I know - 1 data point, but if a software engineer who is better than me in both trading & coding is using Excel, I'm not going to knock it.
It's all part of agility vs. efficiency, but not in the way people think! If people are heavily utilized they turn to Excel because they can get through a few simple things really fast. There's risk to using things like R or Julia because you can't see (literally) how to do it, or what you can do, and trying something different will earn you a rapid sacking at the hands of the super utilizers.
But pretty soon you are mired in spreadsheet hell. Nothing can be seen or understood, everything is invalid or valid - who knows and worst of all when something stops working you don't know why.
And you don't know when it will stop. Goodbye agility!
Any spreadsheet with more that 2 days of work to reproduce it should be counted as IT and put on a formal risk register until it is recoded and removed. But dream on..
There are many technical arguments on both sides, but the business argument i've been given is that Excel sheets are the most audit-able, especially when they are self-contained. Auditors like this, especially after Sarbanes Oxley. Excel sheets fall into a different audit classification as compared to "systems" (a python script might be considered a "system".)
IIRC, Standard Chartered achieved this by initially adding Haskell interop to Excel[0] and then moving to a custom GUI solution to replace Excel altogether.

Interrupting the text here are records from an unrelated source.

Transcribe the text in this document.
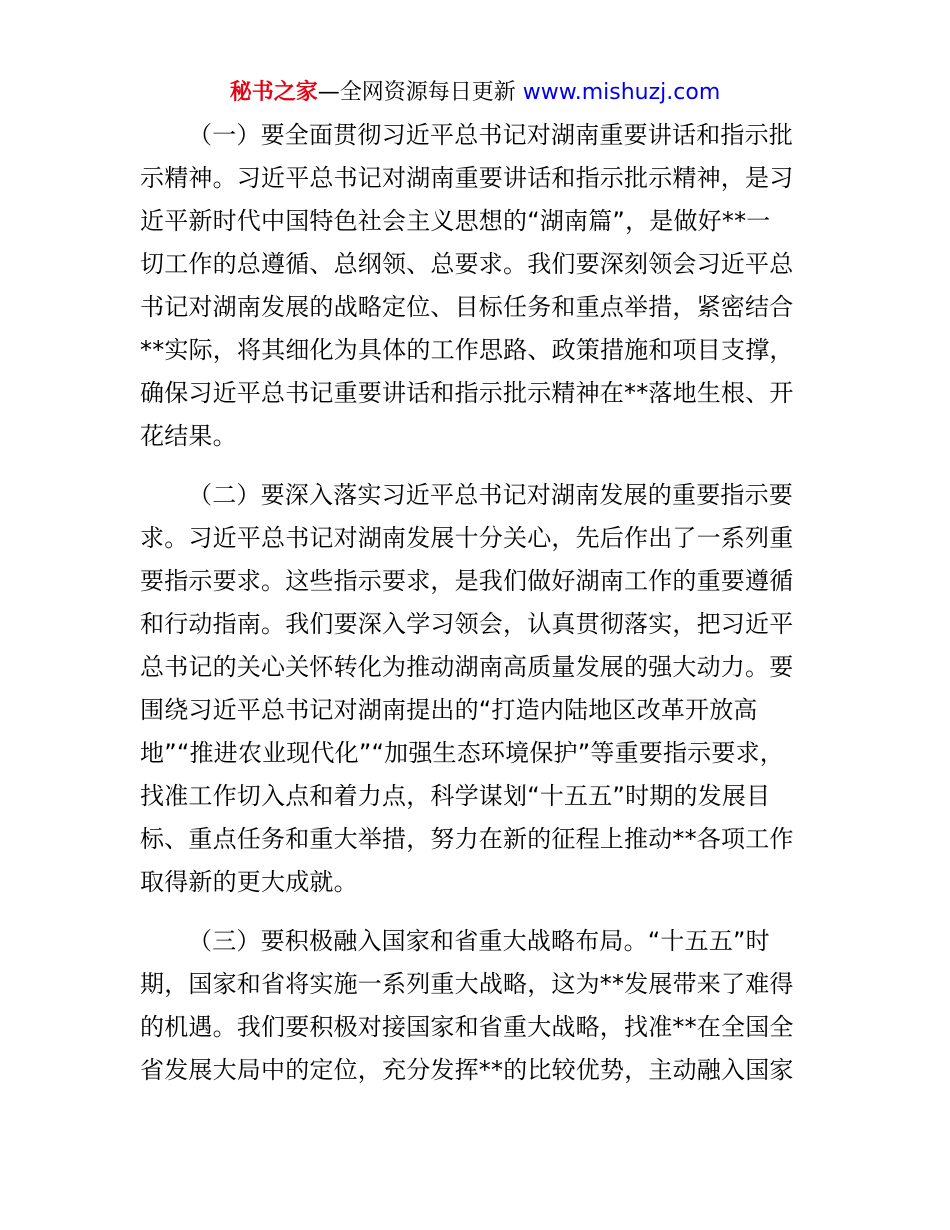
秘书之家—全网资源每日更新 www.mishuzj.com
（一）要全面贯彻习近平总书记对湖南重要讲话和指示批
示精神。习近平总书记对湖南重要讲话和指示批示精神，是习
近平新时代中国特色社会主义思想的“湖南篇”，是做好**一
切工作的总遵循、总纲领、总要求。我们要深刻领会习近平总
书记对湖南发展的战略定位、目标任务和重点举措，紧密结合
**实际，将其细化为具体的工作思路、政策措施和项目支撑，
确保习近平总书记重要讲话和指示批示精神在**落地生根、开
花结果。
（二）要深入落实习近平总书记对湖南发展的重要指示要
求。习近平总书记对湖南发展十分关心，先后作出了一系列重
要指示要求。这些指示要求，是我们做好湖南工作的重要遵循
和行动指南。我们要深入学习领会，认真贯彻落实，把习近平
总书记的关心关怀转化为推动湖南高质量发展的强大动力。要
围绕习近平总书记对湖南提出的“打造内陆地区改革开放高
地”“推进农业现代化”“加强生态环境保护”等重要指示要求，
找准工作切入点和着力点，科学谋划“十五五”时期的发展目
标、重点任务和重大举措，努力在新的征程上推动**各项工作
取得新的更大成就。
（三）要积极融入国家和省重大战略布局。“十五五”时
期，国家和省将实施一系列重大战略，这为**发展带来了难得
的机遇。我们要积极对接国家和省重大战略，找准**在全国全
省发展大局中的定位，充分发挥**的比较优势，主动融入国家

Does anyone know if the way complicated/advanced formulas are handles in libreoffice would make it less suitable for these tasks? They seem to have ironed out most of the bugs, so I wonder if it would be worth pushing these quants who can program into the libre scene to get them to contribute back to projects? Of course if whatever the backend is handling formulas in something like libreoffice truly is subpar, that will never happen.
I work in aerospace engineering, and it's definitely the same here. In scientific research or engineering these days, there are a lot of potential steps up from excel spreadsheet hell or spaghettified MATLAB code.
Bonus points for the facilitation of any type of documentation, automated testing, or version control.
Spreadsheets where functions are entirely based on cell formulas publishing to bespoke internal data busses with in-house plugins that randomly stop working.